Cada año, al aproximarse el 12 de octubre, se reactiva esa rancia competición que consiste en demostrar quién es más español. Un mensaje tan falso como tóxico, pues español no se puede ser más o menos, mucho o poco.
Y es que la españolez es alarde, es proclama, es incluso afrenta. Algunos, en su delirio, llegan a considerar que España es de su propiedad.
La españolez, al moverse en el terreno de las emociones primarias, encuentra enemigos que acechan tras cada palabra, tras cada gesto. Y como su mundo gira en torno al agravio y al victimismo, siempre es fácil toparse con esos enemigos a los que infamar.
La españolez es nacionalismo, pero detesta otros nacionalismos (especialmente el catalán y el vasco) porque su nacionalismo es “bueno”, es natural y es sano. Los demás no, los demás son obra de rojos, ateos y extremistas.

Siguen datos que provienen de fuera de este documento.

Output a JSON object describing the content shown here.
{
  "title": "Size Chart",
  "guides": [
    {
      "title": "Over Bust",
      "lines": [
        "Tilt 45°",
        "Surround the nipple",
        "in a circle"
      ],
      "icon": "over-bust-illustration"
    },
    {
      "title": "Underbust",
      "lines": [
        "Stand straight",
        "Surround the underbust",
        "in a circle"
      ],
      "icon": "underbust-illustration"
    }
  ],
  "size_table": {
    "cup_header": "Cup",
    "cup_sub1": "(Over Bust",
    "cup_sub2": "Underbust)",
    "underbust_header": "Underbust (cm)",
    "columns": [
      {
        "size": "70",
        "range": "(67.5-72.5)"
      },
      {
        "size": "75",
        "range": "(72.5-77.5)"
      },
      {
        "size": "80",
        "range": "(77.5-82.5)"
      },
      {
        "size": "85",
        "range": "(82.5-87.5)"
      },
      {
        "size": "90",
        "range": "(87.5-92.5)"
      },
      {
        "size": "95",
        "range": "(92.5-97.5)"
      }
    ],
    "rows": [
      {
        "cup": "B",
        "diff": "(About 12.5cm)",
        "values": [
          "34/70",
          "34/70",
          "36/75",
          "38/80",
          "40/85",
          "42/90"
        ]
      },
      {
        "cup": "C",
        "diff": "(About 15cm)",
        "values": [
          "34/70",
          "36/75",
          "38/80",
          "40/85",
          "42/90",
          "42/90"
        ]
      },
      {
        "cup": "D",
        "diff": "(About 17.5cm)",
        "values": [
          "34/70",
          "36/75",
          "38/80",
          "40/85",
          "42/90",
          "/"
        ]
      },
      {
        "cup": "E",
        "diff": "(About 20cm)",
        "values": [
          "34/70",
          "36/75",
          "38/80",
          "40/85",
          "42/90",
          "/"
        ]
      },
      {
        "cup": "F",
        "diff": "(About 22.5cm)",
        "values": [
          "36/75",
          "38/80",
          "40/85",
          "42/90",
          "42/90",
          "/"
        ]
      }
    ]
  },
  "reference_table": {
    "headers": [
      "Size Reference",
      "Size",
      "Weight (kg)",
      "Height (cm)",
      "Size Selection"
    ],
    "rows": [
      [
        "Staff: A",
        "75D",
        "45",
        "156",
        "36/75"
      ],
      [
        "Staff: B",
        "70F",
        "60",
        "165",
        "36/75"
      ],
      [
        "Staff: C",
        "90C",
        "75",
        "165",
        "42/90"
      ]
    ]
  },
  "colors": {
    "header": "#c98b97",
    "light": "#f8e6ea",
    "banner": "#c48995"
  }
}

Esto de extremista no es demasiado original, pues para ellos, extremista es todo lo que no sea dejar gobernar a la derecha.
Sin embargo, los que más alardean de españolez son aquellos que blanquean la pasta, la evaden a paraísos fiscales, pagan y cobran en negro o perpetran chanchullos muy ligados a este modelo de fino patriotismo.
Pero su público es una ciudadanía pasiva, alejada de las ideas y de la razón política. Una ciudadanía sorda y muda.
¡Sorda y muda! ¡Es el crimen perfecto! Así, este año figura una nueva fechoría sacada del catálogo inagotable del Emérito.
A mí, la verdad, los líos de cama me interesan más bien poco, salvo comprobar que el cubo de la basura de la Zarzuela contiene lo mismo que cualquier cubo de la basura. Lo que sí me sublevan son los detalles que adoban este último escandalito con Bárbara Rey, relacionados con las filtraciones del 23 F.
Confieso que en su momento me lo creí. Me tragué entero aquel cuento de que el rey sofocó él solito el golpe de Estado, con su sola presencia, con su ejemplo, con su categoría humana, con su…
Me lo comí con papas, porque yo era un don nadie -aún sigo siéndolo- y creía en la prensa como se creía en la prensa durante la Transición.
Pero todo era un trampantojo, la prensa comenzaba su vasallaje cagón que ocultaba las tropelías -las conocía- del personaje. Yo me lo creí, pero los grandes de la política como Felipe Glez. También las conocían y las ocultaron. Aún hoy se molestan cuando se les pregunta sobre ello.
Tanto oír de personas que nos resultaban respetables: “Tenemos un rey que no nos merecemos”. Mientras el rey, parapetado en su inviolabilidad constitucional, iba de cagada en cagada, y nosotros venga a reírle las gracias.
Se trata de este teatrillo lampedusiano que es España. España, ¿qué podía salir peor?